Jackie lief schneller, durch ihr Fell ging ein kalter Schauer. Gudrun durfte nicht entkommen. Zu viel stand auf dem Spiel. Zu groß war das Risiko.
»Wir haben nichts als Feinde«, dachte sie traurig. »Egal, wem wir begegnen, ob Wesen der Sonne oder des Mondes, sie alle sind unsere Feinde und wollen uns aufhalten. Wir haben nur uns, sechs Kinder, die von Zuhause geflohen sind. Sechs einsame, verirrte Kinder mit einem unerfüllbaren Traum. Wie sollen wir das schaffen?«
Gudruns Spur war deutlich, aber hier unter der Erde war das nicht von Bedeutung. Gudrun mochte vor wenigen Minuten oder vor Stunden hier gelaufen sein. Jackie wusste nicht, wie nah sie der Hexe möglicherweise war, als sie die Geräusche hörte.

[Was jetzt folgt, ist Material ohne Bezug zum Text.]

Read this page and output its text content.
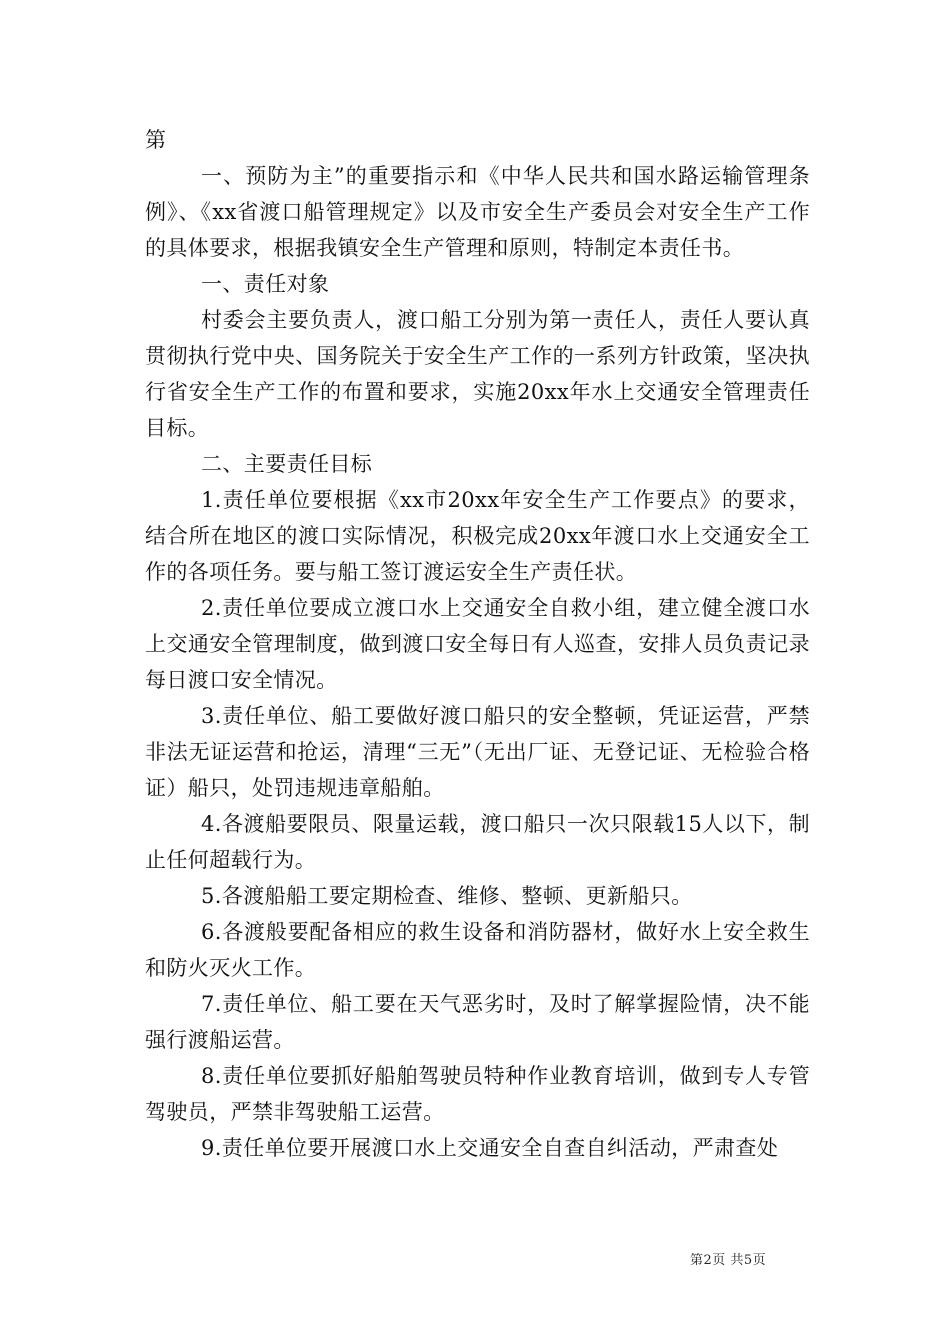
第

一、预防为主”的重要指示和《中华人民共和国水路运输管理条例》、《xx省渡口船管理规定》以及市安全生产委员会对安全生产工作的具体要求，根据我镇安全生产管理和原则，特制定本责任书。

一、责任对象

村委会主要负责人，渡口船工分别为第一责任人，责任人要认真贯彻执行党中央、国务院关于安全生产工作的一系列方针政策，坚决执行省安全生产工作的布置和要求，实施20xx年水上交通安全管理责任目标。

二、主要责任目标

1.责任单位要根据《xx市20xx年安全生产工作要点》的要求，结合所在地区的渡口实际情况，积极完成20xx年渡口水上交通安全工作的各项任务。要与船工签订渡运安全生产责任状。

2.责任单位要成立渡口水上交通安全自救小组，建立健全渡口水上交通安全管理制度，做到渡口安全每日有人巡查，安排人员负责记录每日渡口安全情况。

3.责任单位、船工要做好渡口船只的安全整顿，凭证运营，严禁非法无证运营和抢运，清理“三无”（无出厂证、无登记证、无检验合格证）船只，处罚违规违章船舶。

4.各渡船要限员、限量运载，渡口船只一次只限载15人以下，制止任何超载行为。

5.各渡船船工要定期检查、维修、整顿、更新船只。

6.各渡般要配备相应的救生设备和消防器材，做好水上安全救生和防火灭火工作。

7.责任单位、船工要在天气恶劣时，及时了解掌握险情，决不能强行渡船运营。

8.责任单位要抓好船舶驾驶员特种作业教育培训，做到专人专管驾驶员，严禁非驾驶船工运营。

9.责任单位要开展渡口水上交通安全自查自纠活动，严肃查处

第2页 共5页
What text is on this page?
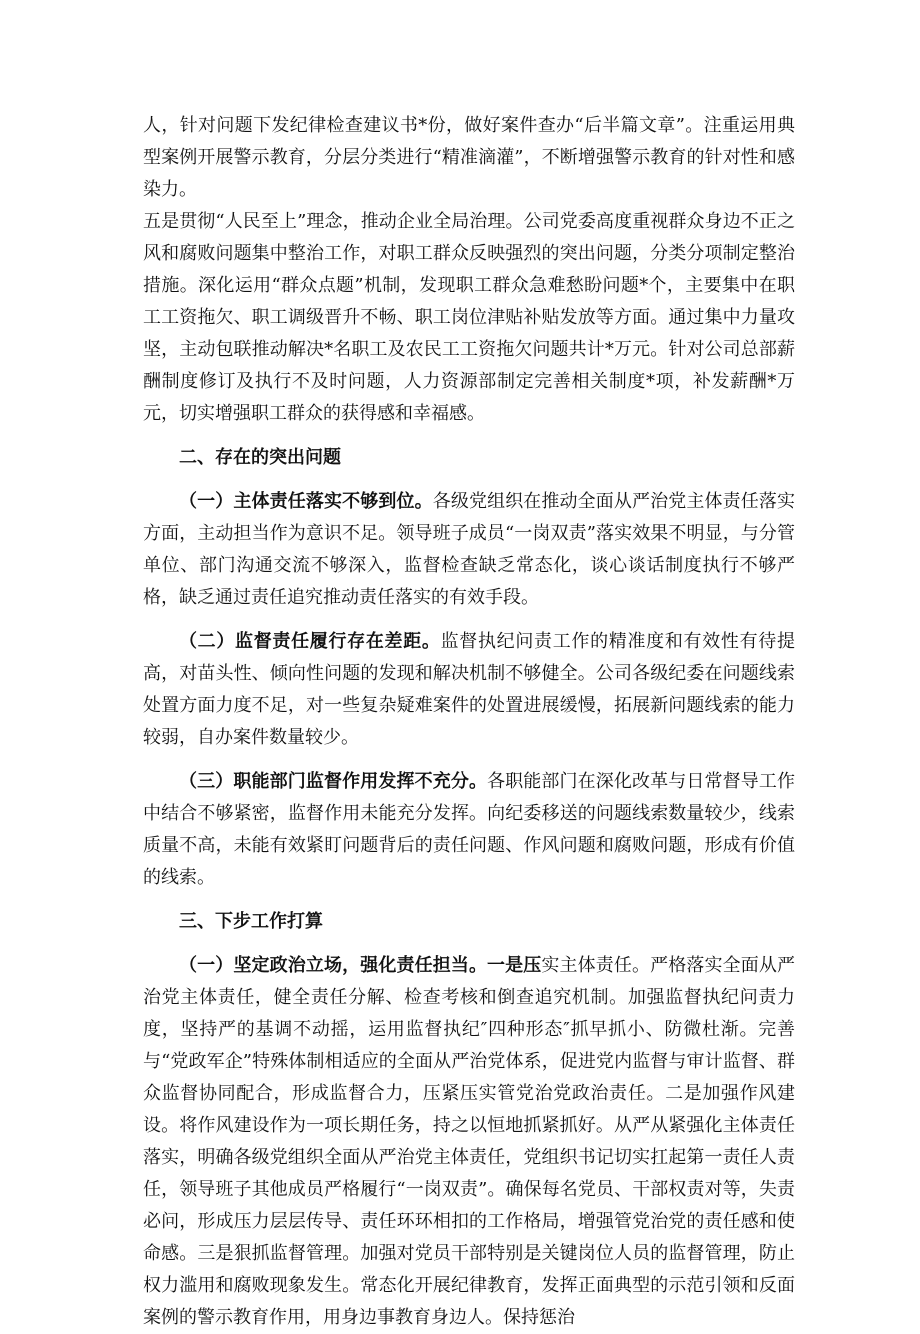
人，针对问题下发纪律检查建议书*份，做好案件查办“后半篇文章”。注重运用典型案例开展警示教育，分层分类进行“精准滴灌”，不断增强警示教育的针对性和感染力。

五是贯彻“人民至上”理念，推动企业全局治理。公司党委高度重视群众身边不正之风和腐败问题集中整治工作，对职工群众反映强烈的突出问题，分类分项制定整治措施。深化运用“群众点题”机制，发现职工群众急难愁盼问题*个，主要集中在职工工资拖欠、职工调级晋升不畅、职工岗位津贴补贴发放等方面。通过集中力量攻坚，主动包联推动解决*名职工及农民工工资拖欠问题共计*万元。针对公司总部薪酬制度修订及执行不及时问题，人力资源部制定完善相关制度*项，补发薪酬*万元，切实增强职工群众的获得感和幸福感。

二、存在的突出问题

（一）主体责任落实不够到位。各级党组织在推动全面从严治党主体责任落实方面，主动担当作为意识不足。领导班子成员“一岗双责”落实效果不明显，与分管单位、部门沟通交流不够深入，监督检查缺乏常态化，谈心谈话制度执行不够严格，缺乏通过责任追究推动责任落实的有效手段。

（二）监督责任履行存在差距。监督执纪问责工作的精准度和有效性有待提高，对苗头性、倾向性问题的发现和解决机制不够健全。公司各级纪委在问题线索处置方面力度不足，对一些复杂疑难案件的处置进展缓慢，拓展新问题线索的能力较弱，自办案件数量较少。

（三）职能部门监督作用发挥不充分。各职能部门在深化改革与日常督导工作中结合不够紧密，监督作用未能充分发挥。向纪委移送的问题线索数量较少，线索质量不高，未能有效紧盯问题背后的责任问题、作风问题和腐败问题，形成有价值的线索。

三、下步工作打算

（一）坚定政治立场，强化责任担当。一是压实主体责任。严格落实全面从严治党主体责任，健全责任分解、检查考核和倒查追究机制。加强监督执纪问责力度，坚持严的基调不动摇，运用监督执纪″四种形态″抓早抓小、防微杜渐。完善与“党政军企”特殊体制相适应的全面从严治党体系，促进党内监督与审计监督、群众监督协同配合，形成监督合力，压紧压实管党治党政治责任。二是加强作风建设。将作风建设作为一项长期任务，持之以恒地抓紧抓好。从严从紧强化主体责任落实，明确各级党组织全面从严治党主体责任，党组织书记切实扛起第一责任人责任，领导班子其他成员严格履行“一岗双责”。确保每名党员、干部权责对等，失责必问，形成压力层层传导、责任环环相扣的工作格局，增强管党治党的责任感和使命感。三是狠抓监督管理。加强对党员干部特别是关键岗位人员的监督管理，防止权力滥用和腐败现象发生。常态化开展纪律教育，发挥正面典型的示范引领和反面案例的警示教育作用，用身边事教育身边人。保持惩治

Sie drehte sich um und spitzte die roten Wolfsohren. Sie hörte Schritte und das laute Klirren von Metall, immer näher und deutlicher.
Sie hob die Nase und konnte Schweiß riechen, vermischt mit Staub und Kohle.
Bergarbeiter – Zwerge!
Sie drehte um. Der Tunnel warf seltsame Echos, und ihre Sinne waren längst noch nicht so geschärft wie sie es bei Vollmond sein würden. Trotzdem ahnte sie, wo sich die Zwerge befanden: Sie gingen den Tunnel entlang und näherten sich der Nische, in der Iljan und alle anderen in der Falle saßen.
Dicht am Boden schnürte Jackie vorwärts, schnell wie eine Füchsin, deren Junge vor Angst rufen, die das Feuer im Bau schon riechen kann.
Bald roch sie wirklich Feuer und hörte das fauchende Brüllen, mit dem Askook Flammen spie. Sie hörte das Klirren von Stahl auf Stahl, hörte wilde Rufe, Fluchen, Schmerzensschreie.
Sie erreichte die Abzweigung und bog hinein, im Rücken der Zwerge. Am Rastplatz war ein heftiger Kampf zwischen den Zwergen und den eingekesselten Kindern der Sonne entbrannt. Keine von beiden Seiten zeigte Gnade.
Es sah ganz so aus, als müsste es Tote geben, damit die anderen überlebten. Es waren bestimmt zwanzig Zwerge, zwar erschöpft von der Tagesarbeit, aber schwer gepanzert. Sie waren zähe Gegner, wild und unberechenbar. Und sie kämpften in dem Glauben, ihre Heimat verteidigen zu müssen.
Die Kinder der Sonne dagegen – und auch Stella Cantici – kämpften, um ihr Leben zu retten, und etwas, was ihnen noch wichtiger war: Ihren Traum von einem besseren Leben.
Jackie stürzte sich von hinten auf die Zwerge und mischte sich ohne Zögern in den Kampf ein.